I seem to have stepped in dutch a bit with Pete Nelson supporters (in which I include myself) with a post from yesterday, in which I was less than complimentary about the 2006 campaign. I've gotten e-mail and now Sturdy Oak comments on the issue:
Visibility in the local press counts with just a portion of society. Perhaps 15-20% of people even get the local papers. Each candidate chooses the collection of the various media to use in a campaign to reach the different segments of the populous. Therefore a candidate may be more visible to some groups than others.

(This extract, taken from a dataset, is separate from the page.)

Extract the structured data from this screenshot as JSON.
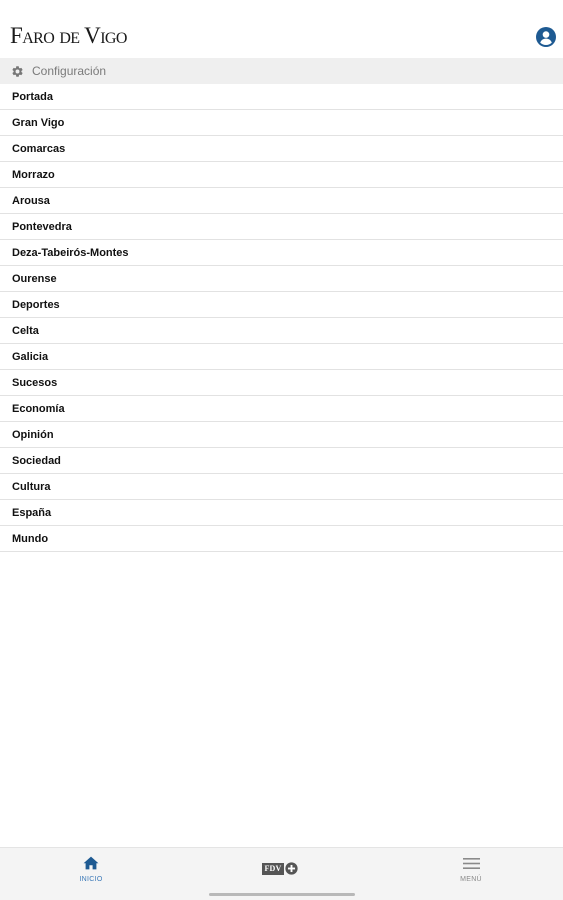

Kalin brags he knocked on 10,000+ doors. Not on mine and no literature left. What he doesn’t tell his readers is that he is lucky to find 30% of residents home. It’s an effective, but time consuming way to communicate with people. Nelson knocked on doors too, but he just doesn’t try to impress people with the numbers.
The lower voter turn out of a non-presidential election coupled with the Mark Foley scandal and big spending of Congressional Republicans probably did more to give the election to Kalin than anything he did to win it. A national mood developed that affected local elections.
In the end, Chisago County got a boy for representative and lost a man.
No argument there Sturdy, and, as I said before, a lack of visibility was an impression in press circles. Certainly there are other means of disseminating one's message.
I am not inclined to spend much time going over the finer points of the 2006 election, there were many factors at play. If that led to malaise among local Republicans, certainly the result of the 2006 election and subsequent representation should be more than enough to get them interested in 2008.